Paul Ryan offered an antithesis. This past summer, Ryan faced public backlash for his remarks about the state of inner-city work ethics, comments that were perceived as more of an indictment of poor people than an analysis of the systems that create poverty. Refusing to back down, Ryan released a comprehensive anti-poverty discussion paper later that July. A helpful transition away from the ugly “moochers” and “47 percent” rhetoric of the Romney campaign, Ryan’s plan commits resources to successful programs like the Earned-Income Tax Credit, and promises that future programs will be driven by research and results rather than ideology. Overall, Ryan’s travels and experiences in policies have guided him to see communities as the best safety net, and so his plan attempts to bundle federal programs and send them to the states, localizing poverty prevention.

While his name was tossed around for a while as a possible presidential contender in 2016, Ryan is rarely thought of as the face of the Republican Party. And yet, through his impressive and sustained attention to conservative economic values, including last December’s Ryan-Murray budget plan, Ryan has become the GOP’s leading wonk and policy expert.

For even the staunchest liberal, conservative ideology and rhetoric offers a legitimate balancing point. There are very credible arguments to be made for smaller, localized governments, a stingier budget that keeps the deficit in check or poverty programs that avoid the one-size fits all moniker. More so than in any other field of politics, conservative and liberal economic policies work in tandem, balancing spending, welfare, and taxation policies.

I lost sight of that fact over the last six years, watching the Republican Party embrace obstructionism as a guiding force. Paul Ryan helps return politics to a place of policy and ideas, rather than partisan rhetoric. Other conservative leaders have already begun to follow Ryan’s lead in bolstering their policy portfolios. Marco Rubio has been one of the leading voices on immigration proposals, while Rand Paul’s recent comments about voting rights for ex-felons and the dangers of government surveillance have driven rumors of his 2016 aspirations.
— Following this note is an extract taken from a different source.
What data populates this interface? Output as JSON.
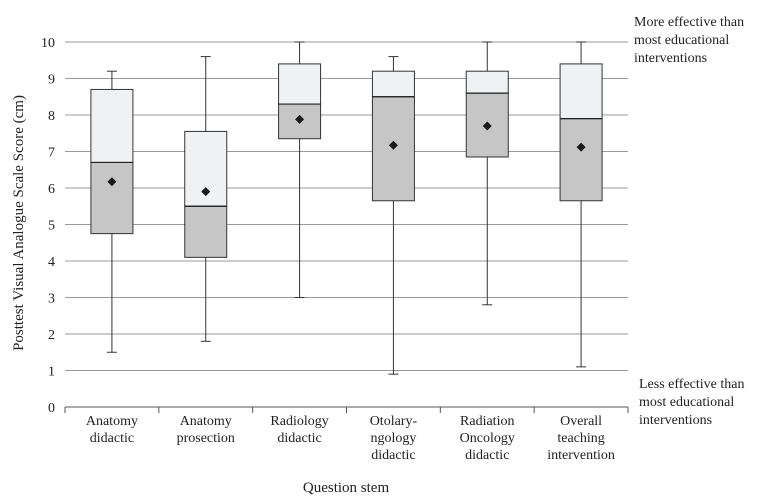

Paul Ryan’s proposals aren’t perfect. His budget proposal undercuts aid to the poor by drastically reducing Medicaid and eliminating SNAP, while his poverty plan makes no mention of these sweeping measures. Ryan’s plan of devolving poverty programs to local communities also lacks specificity, and relies too heavily on state governments that have continually proven to be poor vehicles of safety net measures. But Ryan’s willingness to lend his voice to the national conversation, to drive to policy proposals and to stand as the conservative voice on economic issues distinguish him.

This is why we needed Ryan at the forefront, representing the Republican Party as their candidate. As the Chairman of the Ways and Means Committee, Ryan will be powerful, but he will be far more inconspicuous. No matter who won, a presidential race featuring Ryan would have created a great ideological and policy-based debate, one to drive politics for years to come. For now, it looks like that debate will have to wait.